The loss of a job, the end of a marriage, the diagnosis of an illness, the death of a loved one, all of these things flood into our lives and knock us off our feet, and the last thing we’re thinking of is the something new that God will allow to grow in its place. We want what we had, not the future that is to come. No matter how wonderful we’re told that future might be.

As I told the children earlier, I am a huge fan of Star Trek.
Part of my love for the show has to do with the vision of its creator Gene Rodenberry.  Rodenberry envisioned a future world where humanity has eliminated most of the causes of suffering that have plagued us from the beginning. Disease, hunger, and war have all been eradicated. 
National boundaries have been erased and the earth has come together to be a part of the United Federation of Planets.
 Even the Klingons and the Vulcans have agreed to put aside their differences and work together to establish peace throughout the universe.
On Star Trek, the Enterprise flies ahead at warp speed, seeking not to conquer but to explore strange new worlds, to seek out new life and new civilizations, to boldly go where on one has gone before!

When I hear Isaiah’s description of a world where suffering is no more, where the wolf and the lamb shall eat together, and children will grow up knowing no calamity, I can’t help but think of Gene Rodenberry’s vision realized in Star Trek.
But the Star Trek universe has its flaws.
Hostile life forms still lurk in the far reaches of some galaxies - like the Borg whose goal is to assimilate all other life forms and cultures, eradicating their individuality and independence, which irks the freedom loving humans to no end. And while some species like the Vulcans and the Bajorans maintain a rich spiritual belief system despite their advanced culture and intelligence, Rodenberry’s vision of humanity left no room for religious belief. Earth was said to have evolved beyond religion, viewing it as primitive and divisive.
For Rodenberry, we human beings have it within ourselves to create a new and better world, without the help of God.

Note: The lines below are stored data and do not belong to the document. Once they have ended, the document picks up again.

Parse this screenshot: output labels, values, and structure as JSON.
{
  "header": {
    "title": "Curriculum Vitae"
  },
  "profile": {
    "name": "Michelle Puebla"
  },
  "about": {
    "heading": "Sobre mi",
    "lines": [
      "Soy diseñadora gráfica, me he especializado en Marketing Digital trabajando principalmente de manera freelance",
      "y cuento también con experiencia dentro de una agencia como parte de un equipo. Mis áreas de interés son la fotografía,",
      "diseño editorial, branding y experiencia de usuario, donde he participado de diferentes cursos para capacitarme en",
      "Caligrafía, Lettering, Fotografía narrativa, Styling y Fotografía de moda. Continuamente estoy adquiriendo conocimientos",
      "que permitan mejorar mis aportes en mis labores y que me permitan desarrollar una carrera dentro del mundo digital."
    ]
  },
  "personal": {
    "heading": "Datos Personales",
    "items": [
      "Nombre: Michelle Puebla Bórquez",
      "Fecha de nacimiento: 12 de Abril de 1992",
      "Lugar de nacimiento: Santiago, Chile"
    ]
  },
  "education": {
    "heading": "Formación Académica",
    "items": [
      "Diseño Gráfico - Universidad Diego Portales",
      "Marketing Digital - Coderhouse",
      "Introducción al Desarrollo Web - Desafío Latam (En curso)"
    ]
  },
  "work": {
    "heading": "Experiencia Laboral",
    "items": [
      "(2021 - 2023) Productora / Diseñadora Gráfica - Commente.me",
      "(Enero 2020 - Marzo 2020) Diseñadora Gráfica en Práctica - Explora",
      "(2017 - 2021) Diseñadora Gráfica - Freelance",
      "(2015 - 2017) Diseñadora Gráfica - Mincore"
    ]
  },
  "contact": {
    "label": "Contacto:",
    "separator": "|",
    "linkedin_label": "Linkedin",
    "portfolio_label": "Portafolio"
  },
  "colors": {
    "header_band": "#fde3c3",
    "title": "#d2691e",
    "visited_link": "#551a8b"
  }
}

While I’d love to believe that we have the power to create such a utopian world – and eradicate disease, war, and famine – we’re still human beings with all our imperfections and misplaced desires. We’re still going to experience loss, grief, anger, guilt, envy, shame, and fear and all the other emotions that make us human and cause divisions in our world.

I believe we can work together to create a new world.
But we don’t have the capacity to overcome all of our human limitations on our own.
We need to make space for God to create something new in our hearts.

Every time we let go of a prejudice, a grudge, a judgment, a fear, and choose instead to nurture feelings of love, compassion, mercy, and forgiveness, we’re creating space for God to create something new in our hearts.

This to me is the boldest challenge that humanity can embark upon.
Outer space may be the final frontier, but the space we have in our own hearts is too often left unexplored.
This is where we encounter God, and the unconditional love that strengthens us for the journey.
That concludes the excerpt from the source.